Is it needed a paid license to use the Java Transport Client in Elasticsearch 7.4?

Hi, we are using the Java Transport Client against an Elasticsearch 6.8.
But we are going to install a new cluster with an Elasticsearch 7.4 and are going to connect the application to it.
We know that the Java High Level REST Client is recommended instead, we will migrate the code, but in a 2nd phase.

As the X-Pack changed I have some important doubts about licenses.
I have checked the Elastic subscriptions but it is in some cases too general regarding security.
My questions are the following:

  1. Is the Java Transport Client supported in Open Source version?
  2. Is the Java Transport Client supported in Basic license version?
  3. If it is supported in Open Source version, then what are the elasticsearch.yml configuration properties I should configure to enable it?
  4. Is there any other more detailed documentation about the options supported by each License/Subscription type and also Open Source?

Thanks

Yes, but it is being deprecated. I believe it will no longer be available with Elasticsearch 8.x.

Yes.

It is enabled by default on port 9300 as it is the protocol used by nodes to communicate internally within the cluster.

1 Like

Thanks @Christian_Dahlqvist.

However I found several parts in the documentation that are confusing me.

As far as I know, to be able to use the Java Transport Client, the cluster must have the security enabled.

  • In the "Enable Elasticsearch security features" docu there are 2 sentences that confuse me:
    • At the beginning:
      • When you use the basic and trial licenses, the Elasticsearch security features are disabled by default.

    • Regarding setting the property xpack.security.enabled to true in the elasticsearch.yml. This make me doubt if it is supported in Open Source and Basic versions to set the value to true:
      • If you have a basic or trial license, the default value for this setting is false. If you have a gold or higher license, the default value is true. Therefore, it is a good idea to explicitly add this setting to avoid confusion about whether security features are enabled.

  • In the " Security settings in Elasticsearch" docu I can find similar notes:
    • By default, the Elasticsearch security features are disabled when you have a basic or trial license.
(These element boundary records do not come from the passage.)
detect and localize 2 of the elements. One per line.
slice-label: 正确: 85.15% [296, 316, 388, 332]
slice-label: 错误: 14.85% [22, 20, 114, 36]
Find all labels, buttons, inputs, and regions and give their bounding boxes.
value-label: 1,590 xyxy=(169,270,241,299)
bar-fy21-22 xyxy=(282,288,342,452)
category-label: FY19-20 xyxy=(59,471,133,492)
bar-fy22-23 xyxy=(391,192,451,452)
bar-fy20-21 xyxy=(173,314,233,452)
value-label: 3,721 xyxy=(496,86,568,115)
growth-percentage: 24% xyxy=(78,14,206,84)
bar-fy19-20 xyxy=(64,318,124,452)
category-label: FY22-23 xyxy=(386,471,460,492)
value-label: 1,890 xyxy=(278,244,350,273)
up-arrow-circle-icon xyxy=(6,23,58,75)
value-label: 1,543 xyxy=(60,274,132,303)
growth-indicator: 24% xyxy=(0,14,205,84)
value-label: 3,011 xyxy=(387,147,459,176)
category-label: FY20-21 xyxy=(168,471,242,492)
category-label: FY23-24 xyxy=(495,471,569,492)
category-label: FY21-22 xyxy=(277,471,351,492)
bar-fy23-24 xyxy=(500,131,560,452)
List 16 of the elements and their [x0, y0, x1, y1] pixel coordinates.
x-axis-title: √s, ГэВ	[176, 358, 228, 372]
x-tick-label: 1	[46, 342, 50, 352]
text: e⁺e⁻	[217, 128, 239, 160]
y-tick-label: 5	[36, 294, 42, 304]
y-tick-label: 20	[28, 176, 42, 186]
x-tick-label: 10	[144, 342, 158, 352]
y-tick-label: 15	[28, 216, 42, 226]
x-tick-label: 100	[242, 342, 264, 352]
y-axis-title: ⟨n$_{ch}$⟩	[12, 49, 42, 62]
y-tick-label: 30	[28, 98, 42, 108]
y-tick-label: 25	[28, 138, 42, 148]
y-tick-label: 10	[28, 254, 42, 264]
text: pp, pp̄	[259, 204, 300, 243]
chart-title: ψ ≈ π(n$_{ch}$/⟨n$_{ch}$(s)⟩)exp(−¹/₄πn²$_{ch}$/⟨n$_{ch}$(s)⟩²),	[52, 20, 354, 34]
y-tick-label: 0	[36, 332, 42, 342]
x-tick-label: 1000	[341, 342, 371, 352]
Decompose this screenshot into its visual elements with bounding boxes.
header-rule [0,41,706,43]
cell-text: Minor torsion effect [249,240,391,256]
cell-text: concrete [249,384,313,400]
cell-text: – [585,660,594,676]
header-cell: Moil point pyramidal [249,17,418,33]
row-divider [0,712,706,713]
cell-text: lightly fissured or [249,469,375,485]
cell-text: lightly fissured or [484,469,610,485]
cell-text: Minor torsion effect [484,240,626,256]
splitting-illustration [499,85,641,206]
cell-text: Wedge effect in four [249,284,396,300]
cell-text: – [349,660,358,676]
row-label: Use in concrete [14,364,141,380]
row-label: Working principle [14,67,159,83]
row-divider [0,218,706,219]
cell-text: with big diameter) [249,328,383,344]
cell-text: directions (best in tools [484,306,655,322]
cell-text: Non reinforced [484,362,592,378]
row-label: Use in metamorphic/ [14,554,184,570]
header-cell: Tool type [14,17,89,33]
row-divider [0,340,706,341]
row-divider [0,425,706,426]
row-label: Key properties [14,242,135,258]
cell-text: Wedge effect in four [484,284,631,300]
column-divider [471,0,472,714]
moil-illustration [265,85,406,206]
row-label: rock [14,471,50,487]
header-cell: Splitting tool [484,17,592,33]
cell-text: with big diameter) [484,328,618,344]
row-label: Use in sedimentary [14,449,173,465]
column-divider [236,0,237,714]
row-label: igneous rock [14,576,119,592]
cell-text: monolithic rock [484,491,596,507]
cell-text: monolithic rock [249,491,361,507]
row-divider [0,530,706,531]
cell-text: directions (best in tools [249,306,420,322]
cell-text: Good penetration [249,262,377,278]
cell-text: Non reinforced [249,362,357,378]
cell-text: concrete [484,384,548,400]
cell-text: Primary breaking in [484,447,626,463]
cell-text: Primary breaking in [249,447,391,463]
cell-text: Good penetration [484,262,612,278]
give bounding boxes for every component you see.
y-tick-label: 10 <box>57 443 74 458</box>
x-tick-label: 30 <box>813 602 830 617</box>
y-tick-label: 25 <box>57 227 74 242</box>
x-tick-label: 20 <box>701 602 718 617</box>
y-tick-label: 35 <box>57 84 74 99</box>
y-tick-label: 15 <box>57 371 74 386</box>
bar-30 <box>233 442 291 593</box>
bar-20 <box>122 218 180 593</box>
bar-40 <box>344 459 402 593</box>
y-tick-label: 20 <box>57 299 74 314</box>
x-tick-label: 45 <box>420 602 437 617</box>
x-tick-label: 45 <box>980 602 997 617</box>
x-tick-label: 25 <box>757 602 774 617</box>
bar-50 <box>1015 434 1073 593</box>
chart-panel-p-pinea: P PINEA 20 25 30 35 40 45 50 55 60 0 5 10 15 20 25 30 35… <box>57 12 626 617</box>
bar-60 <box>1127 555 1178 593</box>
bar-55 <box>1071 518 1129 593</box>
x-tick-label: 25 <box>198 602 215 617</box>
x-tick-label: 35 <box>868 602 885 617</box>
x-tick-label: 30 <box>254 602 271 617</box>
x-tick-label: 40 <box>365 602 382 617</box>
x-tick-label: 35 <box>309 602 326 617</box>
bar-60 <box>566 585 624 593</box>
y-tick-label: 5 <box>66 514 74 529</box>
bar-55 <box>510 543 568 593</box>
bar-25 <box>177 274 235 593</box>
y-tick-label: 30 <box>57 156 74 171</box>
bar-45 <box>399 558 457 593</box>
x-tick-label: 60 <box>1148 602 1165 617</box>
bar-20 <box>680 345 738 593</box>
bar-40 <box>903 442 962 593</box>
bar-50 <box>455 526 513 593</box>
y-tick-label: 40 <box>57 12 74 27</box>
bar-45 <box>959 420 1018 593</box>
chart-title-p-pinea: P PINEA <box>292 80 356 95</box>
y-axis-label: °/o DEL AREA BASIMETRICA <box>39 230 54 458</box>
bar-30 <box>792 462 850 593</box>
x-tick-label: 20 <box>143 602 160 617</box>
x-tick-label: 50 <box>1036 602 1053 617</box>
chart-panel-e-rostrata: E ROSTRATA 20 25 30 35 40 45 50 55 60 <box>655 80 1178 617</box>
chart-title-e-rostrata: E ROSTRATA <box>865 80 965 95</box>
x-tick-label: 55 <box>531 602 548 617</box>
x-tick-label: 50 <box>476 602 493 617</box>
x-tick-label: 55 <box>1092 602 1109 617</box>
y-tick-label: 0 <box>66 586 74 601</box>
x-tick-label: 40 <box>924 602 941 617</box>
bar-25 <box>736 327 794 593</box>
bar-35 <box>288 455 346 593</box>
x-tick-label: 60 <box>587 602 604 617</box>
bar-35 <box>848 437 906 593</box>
    • If you have gold or higher licenses, the default value is true

Maybe all of those sentences are just meaning "remember to set the true value if you are not using a paid license" but for me it is confusing not seeing anywhere in the documentation if Transport is supported or not in Open Source and Basic license.

Actually the option Open Source does not appear in none of those sentences.
So:

  1. My doubts make sense or the sentences just mean what I say at the end?
  2. In 2nd case, what about Open Source? Will it support the Java Transport Client?
  3. If it does, would it also support having a different port (actually a profile) for the Java Transport Client? Explained in the " Separating node-to-node and client traffic" docu.

It seems you are mixing two concepts, use of transport client and whether the Elasticsearch cluster can be secured or not.

The transport client works against secured and unsecured Elasticsearch clusters. It therefore works against open-source clusters where security features are not included and clusters that use the default distribution where security features are now included and available with the free Basic license.

1 Like

I don't think so.

But anyway. Don't use the TransportClient. Use the rest client.

Thanks both.

We need to keep the Java Transport Client in a 1st phase, then we will migrate the new REST one.
That is not the point of this question. We know about its deprecation in v8, but we cannot do it now.

@Christian_Dahlqvist, thanks, you are true, in the Java Transport Client documentation it is described how to connect to an unsecured cluster (without SSL). I didn't remember as we do connect to a secured cluster.

We exactlly connect as it is described here in the official docu, so against a secured cluster but without client authentication.

In this context

  1. is it possible to connect the Java Transport Client to a secured cluster that is version Open Source?
    • I understand the answer for this is NO, right?
  2. and if the cluster has Basic license?
    • I understand the answer for this is YES, right?

Th transport client can communicate with open-source clusters, but there is no security included in the open-source distribution.

Yes, that is correct.

1 Like

This topic was automatically closed 28 days after the last reply. New replies are no longer allowed.